February 18, 2019
Can AI extend our minds?
By: Madhu Vazirani

Some researchers think so. In fact, there’s an emerging body of knowledge known as “extended mind” and “embodied cognition” that explains how our cognition is strongly influenced by aspects beyond the brain itself.

We naturally use tools and technologies to augment ourselves and incorporate them as part of our cognition. This human-machine symbiosis is heightened with artificial intelligence, as seen in our report “Missing Middle Skills for Human-AI collaboration.” Hyundai, for example, provides robotic exoskeletons or body-suits that allow factory workers to lift heavy objects with no stress to their legs, arms or back—easily adding artificial strength to the worker’s physique.

So far, so good—in fact, great! But being connected to AI is not necessarily healthy for our neurological system. Embodying technologies excessively as part of our cognition can cause mental overload, fatigue or distraction. Studies show that using Google Glass and other electronic devices while driving creates inattention blindness—in which drivers fail to notice what is happening around them, drastically reducing their mental focus on the road.

Heavy reliance on external intelligence can also inhibit or erode the capability of the workers involved—causing cognitive loss, i.e., the principle of “use it or lose it.” Vivienne Ming shared a longitudinal study of London taxi drivers’ brains which showed clearly that an increase in drivers’ hippocampal gray matter develops with training and experience of navigating the complex layout of London's 25,000 streets. Since years of manual navigation have helped these taxi drivers develop spatial intelligence, people relying heavily on automated global positioning systems may be at risk of losing their mental sharpness and brain volume that develops with GPS-free navigation.
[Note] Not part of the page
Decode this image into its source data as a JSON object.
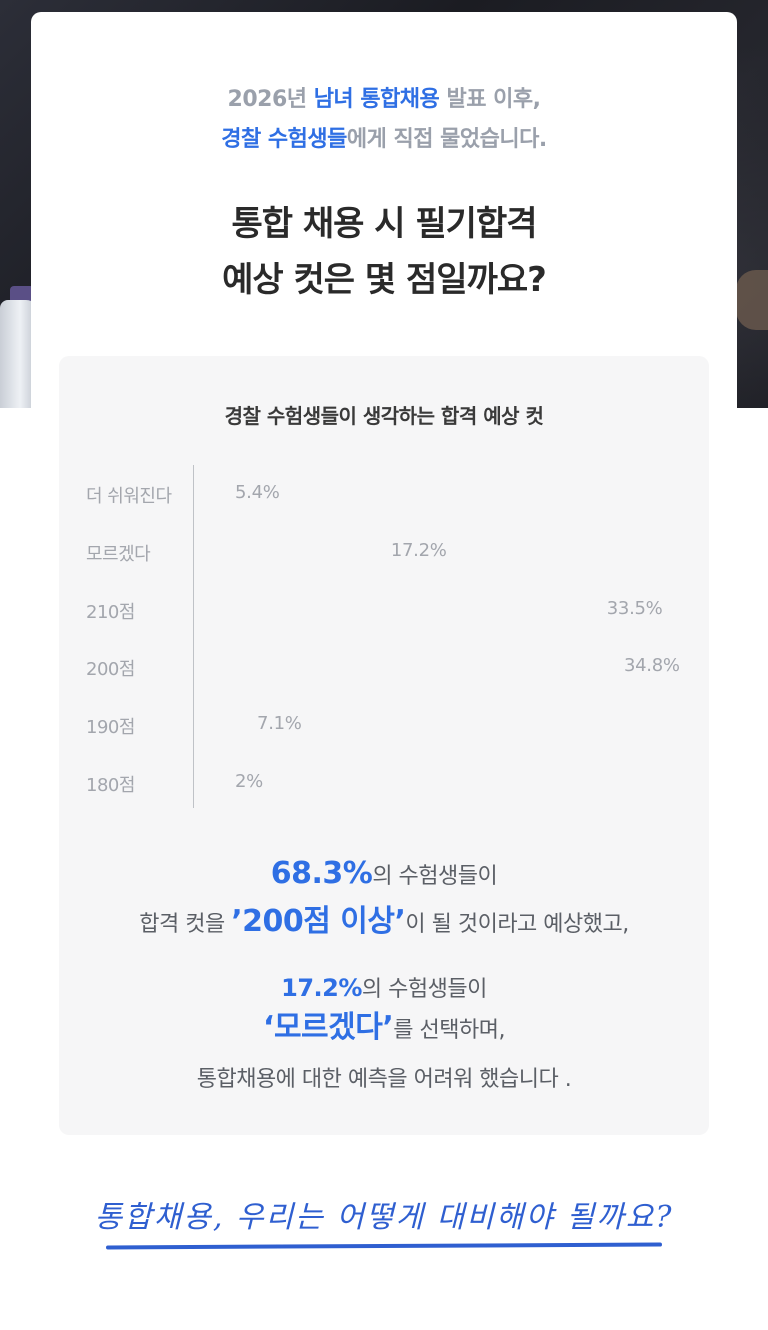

Similarly, let’s consider non-cognitive or socio-emotional intelligence. One study found that heavy usage of smartphones has a negative and lasting impact on users’ ability to think, remember, pay attention and regulate emotion. Another study showed that tech-driven virtual work environments erode social bonds among colleagues, leading to loneliness and inability to share feelings, i.e., empathy. While we teach empathy to machines, will we lose our own?


This raises fundamental questions about AI’s responsibility. At the start, AI should be well-designed, such that it can improve cognitive functioning by prioritizing what data and information an individual is presented with at a certain time and embedding tactics to monitor and manage physiological states.

Hyundai’s robotic exoskeletons, mentioned above, also collate data on how well the wearers are walking and what can be improved to help make walking easier and their health better. The electroencephalography scan tested at Honeywell Aerospace uses brain imaging data to give advance warning of when an aviation pilot might be entering a mental state of fatigue or extreme workload.

Any such solution must consider the long-term impact on employee well-being. If a company requires workers to wear helmets fitted with brain sensors, this “emotional surveillance” creates a different kind of stress and trust issues, even though it was intended to help workers (see our report “Decoding Organizational DNA.”)

Companies must strike a balance between using AI to augment employees and addressing any cognitive load or loss caused inadvertently. Companies can draw upon neuroscience to determine the optimal degree of virtual exposure (e.g., Fidelity Investments’ use of virtual reality for empathy training) and combine them with real experiences (e.g., mindfulness practices, machine-free/social activities) that stimulate different cognitive pathways in the brain.

Certainly, AI can extend our mind though it is only with responsible AI that we—as individuals—are better off after.